L’uniformité des normes au sein de l’Union européenne ? « Chiche ! » a lancé Thimothé Masson lors de la dernière assemblée générale des délégations Somme et Oise de la CGB, le 4 juin 2026 à La Faloise (80). Une prise de parole qui est là pour rappeler que cette harmonisation des règles n’est pas respectée. Et les betteraviers français en savent quelque chose. Le directeur des services économie et syndical de la CGB a beau affirmer qu’en ce qui concerne l’Ukraine et son adhésion à l’UE, « les jeux ne sont pas faits », il met en garde sur les conséquences d’une adhésion « pleine et entière ».
Peur d’y laisser des plumes
Pour illustrer son propos, il se réfère aux effets des derniers grands élargissements de l’Union européenne sur la Ferme France. En ce qui concerne la betterave, on constate que la Pologne a gagné 26% de surfaces depuis son intégration, les Pays-Bas ont augmenté de 14% leur production, tandis que l’Allemagne a stagné et que la France a perdu 6%. Une autre inquiétude concerne la PAC et son futur dans l’hypothèse d’un élargissement. « Si l’Ukraine devient membre de l’Union européenne, elle deviendra le première puissance agricole européenne et aura donc la main sur la PAC… » estime Thimoté Masson. Et l’expert de rappeler que jusqu’à présent, « les précédentes réformes de la PAC ont fait perdre de l’argent aux betteraviers français ! »
Une démarche déjà trop engagée ?
Les distorsions de concurrence entre pays au sein de l’Ur n’ont quant à elles fait « que s’aggraver ». Pour le représentant de la CGB, « il faudra donc rester ferme sur nos positions et refuser une adhésion pleine et entière de l’Ukraine qui aura des conséquences ! ». Et de citer en dernier exemple un soutien public aux betteraviers français « divisé par deux en quinze ans. »

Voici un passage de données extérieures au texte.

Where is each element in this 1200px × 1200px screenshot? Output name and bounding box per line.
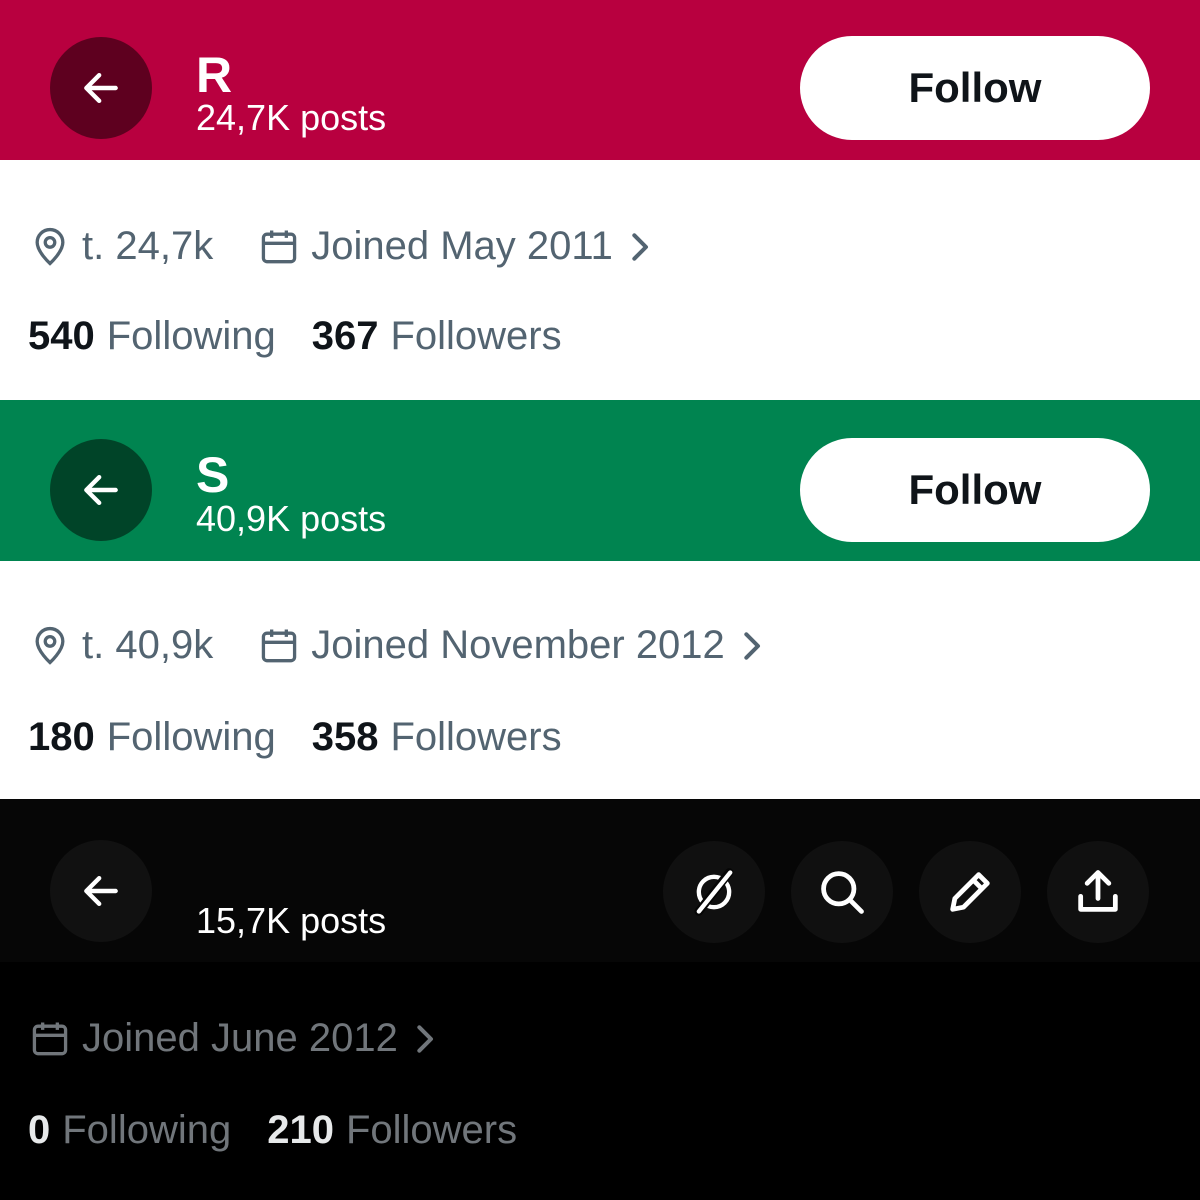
followers-link[interactable]: 367 Followers [312,314,562,359]
calendar-icon [257,225,301,269]
counts-row: 180 Following 358 Followers [28,715,562,760]
back-button[interactable] [50,439,152,541]
followers-link[interactable]: 358 Followers [312,715,562,760]
followers-label: Followers [345,1108,518,1152]
posts-count: 24,7K posts [196,97,387,138]
follow-button[interactable]: Follow [800,438,1150,542]
joined-text[interactable]: Joined June 2012 [82,1016,398,1061]
posts-count: 40,9K posts [196,498,387,539]
grok-button[interactable] [663,841,765,943]
profile-header-r: R 24,7K posts Follow [0,0,1200,160]
edit-icon [950,872,990,912]
share-button[interactable] [1047,841,1149,943]
location-text: t. 40,9k [82,623,214,667]
calendar-icon [28,1017,72,1061]
profile-info-r: t. 24,7k Joined May 2011 540 Following 36… [0,160,1200,400]
following-count: 0 [28,1108,51,1152]
chevron-right-icon[interactable] [739,626,767,666]
following-link[interactable]: 0 Following [28,1108,231,1153]
meta-row: t. 24,7k Joined May 2011 [28,224,655,269]
followers-label: Followers [390,715,562,759]
followers-count: 210 [267,1108,334,1152]
arrow-left-icon [84,875,118,907]
profile-header-s: S 40,9K posts Follow [0,400,1200,561]
grok-icon [694,868,734,916]
back-button[interactable] [50,37,152,139]
meta-row: Joined June 2012 [28,1016,440,1061]
profile-name: R [196,47,233,103]
chevron-right-icon[interactable] [627,227,655,267]
following-count: 180 [28,715,95,759]
location-icon [28,624,72,668]
calendar-icon [257,624,301,668]
followers-count: 358 [311,715,379,759]
location-icon [28,225,72,269]
follow-button[interactable]: Follow [800,36,1150,140]
arrow-left-icon [84,72,118,104]
chevron-right-icon[interactable] [412,1019,440,1059]
search-icon [821,871,864,914]
followers-link[interactable]: 210 Followers [267,1108,517,1153]
followers-label: Followers [390,314,562,358]
arrow-left-icon [84,474,118,506]
following-label: Following [62,1108,232,1152]
following-label: Following [106,314,276,358]
edit-button[interactable] [919,841,1021,943]
joined-text[interactable]: Joined May 2011 [311,224,613,269]
profile-header-dark: 15,7K posts [0,799,1200,962]
posts-count: 15,7K posts [196,900,387,941]
profile-name: S [196,447,230,503]
location-text: t. 24,7k [82,224,214,268]
counts-row: 0 Following 210 Followers [28,1108,517,1153]
followers-count: 367 [311,314,379,358]
following-label: Following [106,715,276,759]
joined-text[interactable]: Joined November 2012 [311,623,725,668]
following-link[interactable]: 180 Following [28,715,276,760]
following-count: 540 [28,314,95,358]
search-button[interactable] [791,841,893,943]
following-link[interactable]: 540 Following [28,314,276,359]
profile-info-dark: Joined June 2012 0 Following 210 Followers [0,962,1200,1200]
counts-row: 540 Following 367 Followers [28,314,562,359]
meta-row: t. 40,9k Joined November 2012 [28,623,767,668]
back-button[interactable] [50,840,152,942]
profile-info-s: t. 40,9k Joined November 2012 180 Followi… [0,561,1200,799]
share-icon [1078,870,1118,912]
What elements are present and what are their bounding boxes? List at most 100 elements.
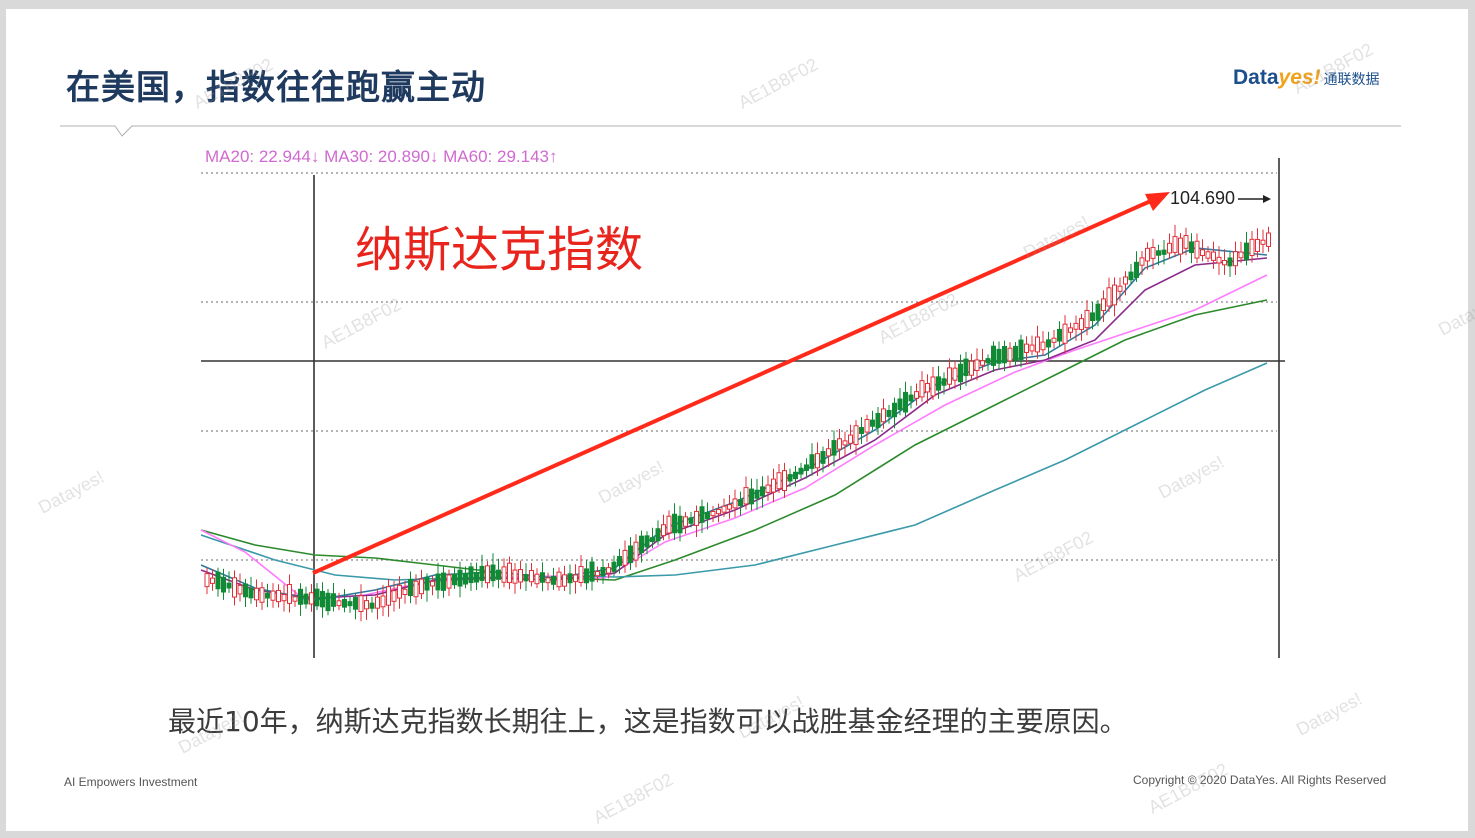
candle-body [221, 576, 226, 593]
candle-body [677, 515, 683, 534]
candle-body [386, 586, 391, 606]
candle-body [457, 569, 463, 587]
candle-body [1145, 247, 1150, 262]
footer-copyright: Copyright © 2020 DataYes. All Rights Res… [1133, 773, 1387, 787]
candle-body [540, 572, 545, 583]
candle-body [644, 535, 650, 548]
candle-body [375, 596, 380, 609]
candle-body [947, 367, 952, 385]
candle-body [782, 470, 787, 491]
candle-body [617, 556, 622, 567]
candle-body [1183, 235, 1189, 249]
candle-body [688, 517, 694, 524]
candle-body [831, 440, 837, 456]
candle-body [210, 577, 215, 584]
candle-body [1156, 250, 1161, 256]
candle-body [1073, 322, 1079, 330]
logo-text-data: Data [1233, 66, 1279, 89]
candle-body [1029, 344, 1035, 352]
candle-body [925, 382, 930, 393]
page-title: 在美国，指数往往跑赢主动 [66, 68, 486, 108]
candle-body [776, 472, 782, 490]
candle-body [281, 594, 287, 602]
candle-body [826, 448, 831, 457]
candle-body [897, 398, 903, 411]
candle-body [485, 565, 490, 584]
candle-body [611, 561, 617, 572]
candle-body [738, 499, 743, 507]
candle-body [1194, 240, 1200, 259]
candle-body [1128, 271, 1134, 281]
candle-body [562, 574, 567, 587]
candle-body [859, 427, 864, 434]
candle-body [1117, 285, 1123, 292]
candle-body [727, 504, 732, 510]
candle-body [622, 549, 628, 566]
candle-body [1002, 346, 1007, 364]
candle-body [1090, 312, 1095, 322]
candle-body [1068, 327, 1073, 333]
candle-body [490, 564, 496, 582]
candle-body [463, 573, 468, 585]
candle-body [358, 595, 364, 613]
candle-body [452, 573, 457, 586]
candle-body [1024, 343, 1029, 354]
candle-body [276, 589, 281, 603]
logo-text-cn: 通联数据 [1323, 72, 1380, 88]
candle-body [672, 513, 677, 534]
candle-body [705, 511, 710, 520]
candle-body [754, 489, 760, 499]
candle-body [353, 597, 358, 610]
candle-body [820, 451, 826, 464]
candle-body [1106, 287, 1112, 307]
candle-body [1018, 339, 1024, 360]
candle-body [215, 571, 221, 590]
candle-body [633, 541, 639, 561]
candle-body [886, 409, 892, 417]
candle-body [963, 358, 969, 377]
candle-body [1112, 284, 1117, 306]
candle-body [584, 568, 589, 584]
candle-body [1255, 238, 1260, 252]
candle-body [232, 577, 237, 598]
candle-body [254, 587, 259, 601]
candle-body [292, 596, 298, 602]
candle-body [716, 508, 721, 515]
candle-body [666, 515, 672, 534]
candle-body [364, 600, 369, 610]
candle-body [391, 590, 397, 602]
candle-body [837, 438, 842, 450]
candle-body [952, 367, 958, 381]
candle-body [1189, 241, 1194, 254]
candle-body [749, 488, 754, 505]
candle-body [771, 478, 776, 493]
candle-body [892, 402, 897, 418]
candle-body [760, 486, 765, 497]
candle-body [815, 453, 820, 469]
candle-body [864, 418, 870, 433]
candle-body [743, 487, 749, 505]
candle-body [265, 592, 270, 599]
candle-body [875, 413, 881, 428]
candle-body [441, 572, 446, 591]
candle-body [710, 510, 716, 517]
candle-body [551, 575, 556, 585]
candle-body [1161, 249, 1167, 255]
candle-body [501, 566, 507, 583]
candle-body [1139, 257, 1145, 266]
candle-body [369, 602, 375, 609]
candle-body [1035, 336, 1040, 353]
candle-body [793, 471, 798, 480]
candle-body [1238, 251, 1244, 259]
candle-body [1084, 309, 1090, 329]
candle-body [919, 380, 925, 398]
candle-body [474, 572, 479, 583]
candle-body [259, 587, 265, 603]
candle-body [237, 584, 243, 595]
candle-body [1134, 261, 1139, 278]
candle-body [600, 567, 606, 577]
candle-body [1013, 345, 1018, 361]
candle-body [908, 394, 914, 402]
candle-body [1046, 339, 1051, 348]
candle-body [809, 454, 815, 469]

Il y a quelques jours, les représentants des 27 à Bruxelles ont donné leur feu vert préliminaire à l’ouverture d’un premier paquet de sujets de négociation avec l’Ukraine et la Moldavie en vue de leur adhésion. Mardi 9 juin, ce sont les chefs de gouvernement suédois, norvégien, finlandais, danois, islandais, lituanien, letton et estonien qui ont plaidé pour une adhésion « dès que possible » de Kiev à l’Union européenne, considérant que cette démarche est « irréversible ».